The parasympathetic branch does the opposite, acting as the brake. After a period of stress or danger, it returns your body to baseline. It lowers your heart rate, constricts your pupils, increases digestion, triggers saliva production, and diverts energy toward processing food. It also tells your pancreas to release insulin so your cells can use sugar for fuel, manages waste removal by relaxing the muscles that control urination and bowel movements, and plays a role in sexual arousal. Essentially, this branch governs the “rest and digest” state.

These two branches don’t take turns in a simple on-off fashion. Both are active to some degree at all times, constantly adjusting the balance based on what you’re doing and what’s happening around you.

The Enteric Nervous System

There’s a third division that sometimes gets overlooked. The enteric nervous system is an intricate network of more than 500 million neurons embedded in the walls of your digestive tract. It’s often called the “second brain” because its neuron diversity, supporting cells, and chemical messengers closely resemble what’s found in the CNS.

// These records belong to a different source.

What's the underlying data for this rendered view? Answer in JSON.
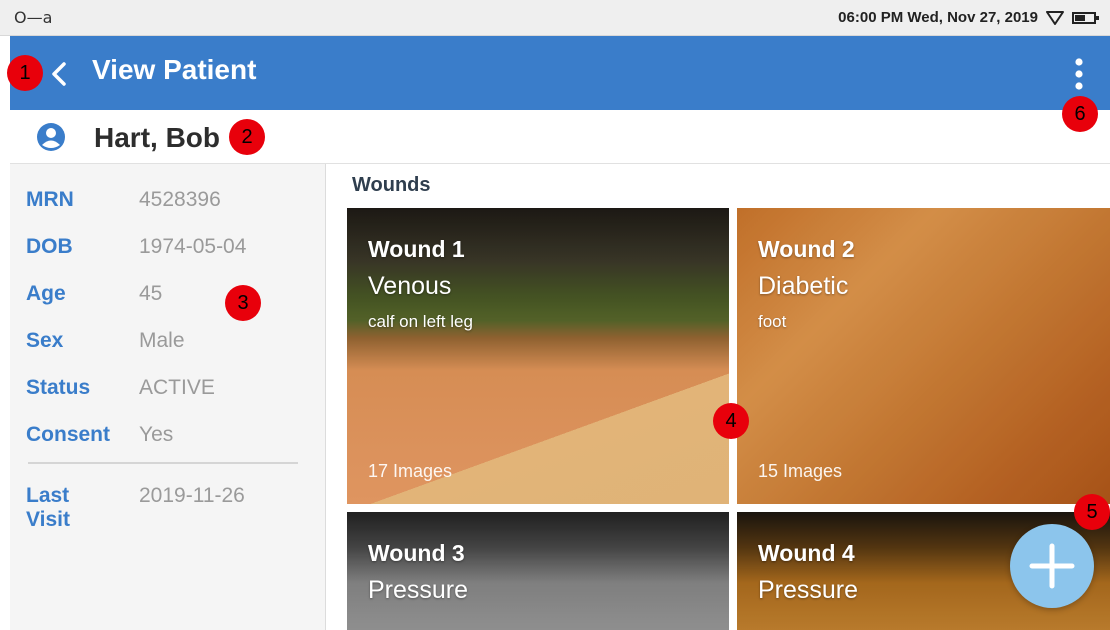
{
  "status_bar": {
    "left_text": "O—a",
    "time_date": "06:00 PM  Wed, Nov 27, 2019"
  },
  "app_bar": {
    "title": "View Patient",
    "back_icon": "chevron-left-icon",
    "menu_icon": "more-vertical-icon",
    "color": "#3a7dca"
  },
  "patient": {
    "name": "Hart, Bob",
    "icon": "account-circle-icon",
    "info": [
      {
        "label": "MRN",
        "value": "4528396"
      },
      {
        "label": "DOB",
        "value": "1974-05-04"
      },
      {
        "label": "Age",
        "value": "45"
      },
      {
        "label": "Sex",
        "value": "Male"
      },
      {
        "label": "Status",
        "value": "ACTIVE"
      },
      {
        "label": "Consent",
        "value": "Yes"
      }
    ],
    "last_visit": {
      "label": "Last Visit",
      "value": "2019-11-26"
    }
  },
  "wounds": {
    "title": "Wounds",
    "items": [
      {
        "name": "Wound 1",
        "type": "Venous",
        "location": "calf on left leg",
        "images": "17 Images"
      },
      {
        "name": "Wound 2",
        "type": "Diabetic",
        "location": "foot",
        "images": "15 Images"
      },
      {
        "name": "Wound 3",
        "type": "Pressure"
      },
      {
        "name": "Wound 4",
        "type": "Pressure"
      }
    ]
  },
  "fab": {
    "icon": "plus-icon",
    "color": "#8cc5ec"
  },
  "markers": [
    "1",
    "2",
    "3",
    "4",
    "5",
    "6"
  ]
}
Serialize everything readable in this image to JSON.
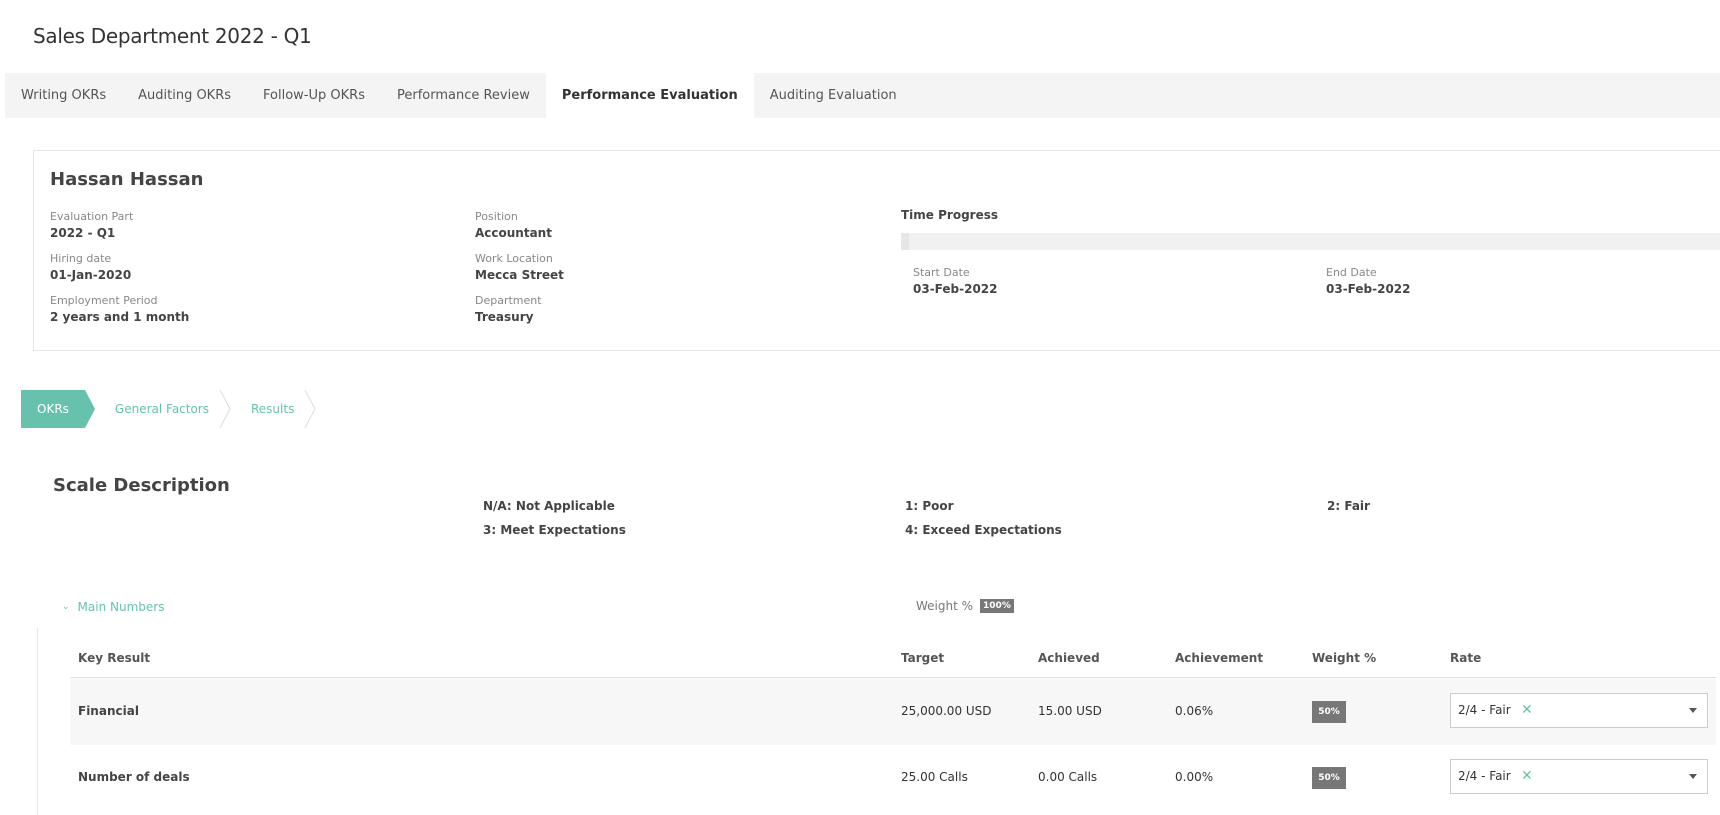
{
  "page": {
    "title": "Sales Department 2022 - Q1"
  },
  "tabs": [
    {
      "label": "Writing OKRs"
    },
    {
      "label": "Auditing OKRs"
    },
    {
      "label": "Follow-Up OKRs"
    },
    {
      "label": "Performance Review"
    },
    {
      "label": "Performance Evaluation",
      "active": true
    },
    {
      "label": "Auditing Evaluation"
    }
  ],
  "employee": {
    "name": "Hassan Hassan",
    "evaluation_part_label": "Evaluation Part",
    "evaluation_part": "2022 - Q1",
    "hiring_date_label": "Hiring date",
    "hiring_date": "01-Jan-2020",
    "employment_period_label": "Employment Period",
    "employment_period": "2 years and 1 month",
    "position_label": "Position",
    "position": "Accountant",
    "work_location_label": "Work Location",
    "work_location": "Mecca Street",
    "department_label": "Department",
    "department": "Treasury"
  },
  "time_progress": {
    "title": "Time Progress",
    "progress_fraction": 0.01,
    "start_label": "Start Date",
    "start_date": "03-Feb-2022",
    "end_label": "End Date",
    "end_date": "03-Feb-2022"
  },
  "steps": [
    {
      "label": "OKRs",
      "active": true
    },
    {
      "label": "General Factors"
    },
    {
      "label": "Results"
    }
  ],
  "scale": {
    "title": "Scale Description",
    "items": [
      "N/A: Not Applicable",
      "1: Poor",
      "2: Fair",
      "3: Meet Expectations",
      "4: Exceed Expectations"
    ]
  },
  "section": {
    "label": "Main Numbers",
    "weight_label": "Weight %",
    "weight_value": "100%"
  },
  "table": {
    "headers": [
      "Key Result",
      "Target",
      "Achieved",
      "Achievement",
      "Weight %",
      "Rate"
    ],
    "rows": [
      {
        "key_result": "Financial",
        "target": "25,000.00 USD",
        "achieved": "15.00 USD",
        "achievement": "0.06%",
        "weight": "50%",
        "rate": "2/4 - Fair"
      },
      {
        "key_result": "Number of deals",
        "target": "25.00 Calls",
        "achieved": "0.00 Calls",
        "achievement": "0.00%",
        "weight": "50%",
        "rate": "2/4 - Fair"
      }
    ]
  },
  "colors": {
    "accent": "#67c2ad",
    "badge": "#777777"
  },
  "icons": {
    "clear": "close-icon",
    "dropdown": "chevron-down-icon",
    "collapse": "chevron-down-icon"
  },
  "glyphs": {
    "clear": "✕",
    "collapse": "⌄"
  }
}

The enteric nervous system controls the rhythmic contractions that push food through your gut, manages fluid secretion, and regulates blood flow to the intestines. It also interacts with hormone-producing cells in the gut lining, influences how the intestinal lining repairs itself, and modulates the local immune system. While it communicates with the brain through the autonomic nervous system, it can coordinate many of these functions on its own, which is unusual for a peripheral nerve network.

How Nerve Signals Travel

All of this communication depends on neurons, the specialized cells that carry electrical signals. The adult brain alone contains roughly 20 billion neurons in its outer layer, supported by billions of additional cells called glia that insulate, nourish, and protect them.

A signal travels along a neuron as an electrical impulse. When it reaches the end of that neuron, it hits a tiny gap, roughly 20 to 40 nanometers wide, separating it from the next neuron. The electrical signal can’t jump this gap directly. Instead, the first neuron releases chemical messengers into the gap. Those molecules drift across, latch onto receptors on the receiving neuron, and trigger a new electrical signal on the other side. The process converts an electrical signal to a chemical one and back to electrical again, thousands of times per second across trillions of these connections throughout your body.

This chemical handoff is what allows medications, hormones, and even substances like caffeine or alcohol to influence the nervous system. They work by mimicking, blocking, or altering those chemical messengers at the gaps between neurons.